I think that the key to this minestrone is the pesto. I added a teaspoon of bought pesto, although I have included the recipe for pesto below to each bowl, along with some shaved parmesan just before serving and it enhanced the flavours immensely.
The kids absolutely loved this soup, Mark even said “Mum, this is the best soup I’ve ever had” and asked a second bowl after his first was demolished in about 2 minutes. Claire enjoyed it as well and was asking for it for days after it was all gone….time to make some more!
This soup really is very easy to make, it uses up whatever vegetables are in the house, it is hearty, nutritious and filling and it is great for leftovers.

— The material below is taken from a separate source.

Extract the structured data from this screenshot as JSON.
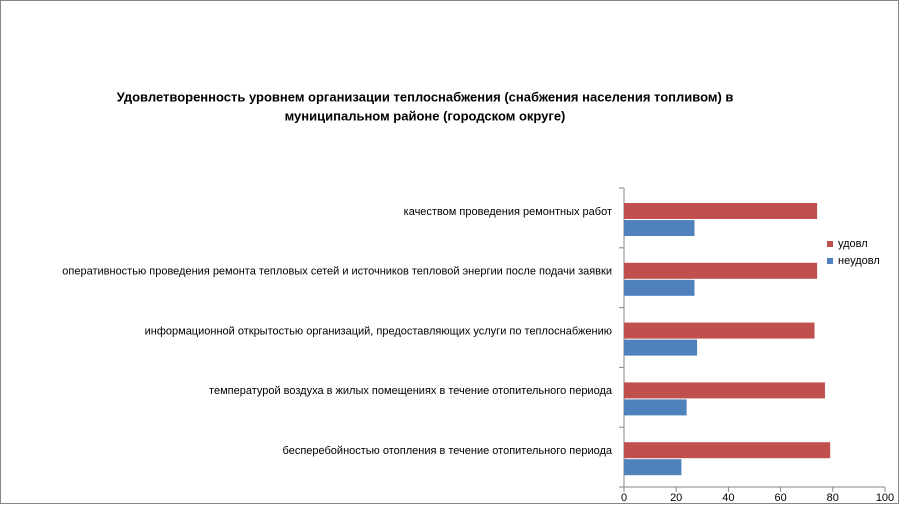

You can serve it with crusty bread if desired, although, it is not necessary as there is already a carbohydrate component in the soup.
- 1 tbs olive oil
- 3 rashers bacon, fat trimmed and diced
- 2 leeks, sliced
- 4 cloves garlic, crushed
- 2 stalks celery, chopped
- 1 large carrot, diced
- 1 parsnip, diced
- 1 medium zucchini, diced
- 150g savoy cabbage, sliced (purple cabbage also works)
- 1 large sprig rosemary, finely chopped
- 3 bay leaves
- 1/2 cup parsley
- 1 tbs thyme, chopped
- 400g passata
- 2.5L chicken or vegetable stock
- 400g tin cannellini beans
- 150g spinach leaves, chopped
- 1 cup uncooked pasta
- Grated parmesan cheese to serve
- Pesto to serve (recipe below)
- 2 large handfuls of basil leaves
- 1/3 cup pine nuts
- 2 cloves garlic, crushed
- 50g parmesan, grated
- 2 tbs extra virgin olive oil
- Make the pesto by placing all ingredients into a food processor and blending until smooth, about 30 seconds. Scrape down the sides of the food processor and blend for a further 30 seconds. Place into a bowl and set aside.
- Heat a large pot with a lid over medium heat, add olive oil and bacon and fry for 2-3 minutes until the bacon begins to caramelise. Add the leek, carrot, celery, parsnip and cabbage and cook for a further 2-3 minutes to allow the leek to caramelise.
- Add the chopped herbs, passata and stock and season to taste. Bring to the boil. Once boiling, reduce the heat and place the lid on, slightly ajar and simmer for about 30 minutes.
- Meanwhile, bring a pot of water to the boil and once boiling add the pasta and cook until al dente. Drain and run under cold water to stop the cooking process.
- Once 30 minutes has passed, add the zucchini and cannellini beans and cook for a further 10 minutes. Add the chopped spinach and cook for 5 more minutes.
- Place 1-2 tbs of pasta into each bowl and top with soup. Add a small handful of grated parmesan cheese and 1 tsp of pesto to each bowl and enjoy!